A Robot Rants Against Mankind In This Early Jim Henson Short

By David Wharton | Updated

This article is more than 2 years old

Over the course of his all-too-brief life, Jim Henson created countless amazing creatures. Even aside from the lovable and iconic Muppets, he also gave us two of the ’80s best dark fantasies: The Dark Crystal and Labyrinth. His legacy has carried on even beyond his death, notably in the excellent and much-missed science fiction series Farscape. His work has also turned up in places you might never expect over the years. Case in point: this 1962 short film Henson made for a Bell System business seminar. Take a look at “Robot,” by Jim Henson.
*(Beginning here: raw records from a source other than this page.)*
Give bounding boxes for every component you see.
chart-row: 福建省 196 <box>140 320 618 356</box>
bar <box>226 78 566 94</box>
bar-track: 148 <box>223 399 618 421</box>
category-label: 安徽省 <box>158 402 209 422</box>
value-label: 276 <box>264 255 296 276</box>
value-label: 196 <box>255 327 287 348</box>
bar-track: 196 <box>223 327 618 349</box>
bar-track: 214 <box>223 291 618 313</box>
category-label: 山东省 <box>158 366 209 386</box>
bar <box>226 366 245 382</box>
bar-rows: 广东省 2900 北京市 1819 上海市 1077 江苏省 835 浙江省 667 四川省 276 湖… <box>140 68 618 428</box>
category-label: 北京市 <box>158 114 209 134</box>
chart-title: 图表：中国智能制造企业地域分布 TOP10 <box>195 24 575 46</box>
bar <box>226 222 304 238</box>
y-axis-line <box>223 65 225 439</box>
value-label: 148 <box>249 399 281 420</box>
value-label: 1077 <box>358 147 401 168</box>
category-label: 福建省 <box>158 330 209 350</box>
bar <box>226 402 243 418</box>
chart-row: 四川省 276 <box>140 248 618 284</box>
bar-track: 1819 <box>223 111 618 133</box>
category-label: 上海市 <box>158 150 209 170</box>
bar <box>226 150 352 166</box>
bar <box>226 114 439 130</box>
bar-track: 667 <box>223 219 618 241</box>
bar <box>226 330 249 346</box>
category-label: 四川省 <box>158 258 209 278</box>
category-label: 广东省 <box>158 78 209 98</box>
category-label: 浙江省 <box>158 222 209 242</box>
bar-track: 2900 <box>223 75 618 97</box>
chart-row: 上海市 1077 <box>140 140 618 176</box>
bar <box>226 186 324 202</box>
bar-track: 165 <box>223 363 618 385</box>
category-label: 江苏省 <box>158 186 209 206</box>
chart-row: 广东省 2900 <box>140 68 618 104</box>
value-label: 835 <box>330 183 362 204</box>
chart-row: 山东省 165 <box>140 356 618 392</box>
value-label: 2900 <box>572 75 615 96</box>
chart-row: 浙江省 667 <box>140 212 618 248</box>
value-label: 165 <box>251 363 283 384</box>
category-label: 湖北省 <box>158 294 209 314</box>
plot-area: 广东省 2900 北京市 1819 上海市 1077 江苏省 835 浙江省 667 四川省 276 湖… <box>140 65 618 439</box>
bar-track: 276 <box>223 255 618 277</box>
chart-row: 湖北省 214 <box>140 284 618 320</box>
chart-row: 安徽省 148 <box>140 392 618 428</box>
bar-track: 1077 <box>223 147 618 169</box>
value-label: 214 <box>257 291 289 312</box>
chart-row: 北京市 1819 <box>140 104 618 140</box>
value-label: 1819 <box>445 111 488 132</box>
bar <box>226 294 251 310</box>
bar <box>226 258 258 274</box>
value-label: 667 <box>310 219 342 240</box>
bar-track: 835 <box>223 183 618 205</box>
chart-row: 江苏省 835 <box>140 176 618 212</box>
Rescued from a dusty corner of the AT&T Archives, “Robot” is a clever and imaginative early look at the mind that would give us the Muppets. Henson created the short film for a seminar on the then-cutting-edge subject of data communications, based on a three-page memo written by Ted Mills, one of the heads of Inpro, one of the organizers or the seminar. The idea was to explore the emerging relationship between man and machine. As the memo put it: “He [the robot] is sure that All Men Basically Want to Play Golf, and not run businesses — if he can do it better.” The result is a disdainful droid in the vein of “Destroy All Humans” Bender…but he still needs a helping human hand to wind him up again.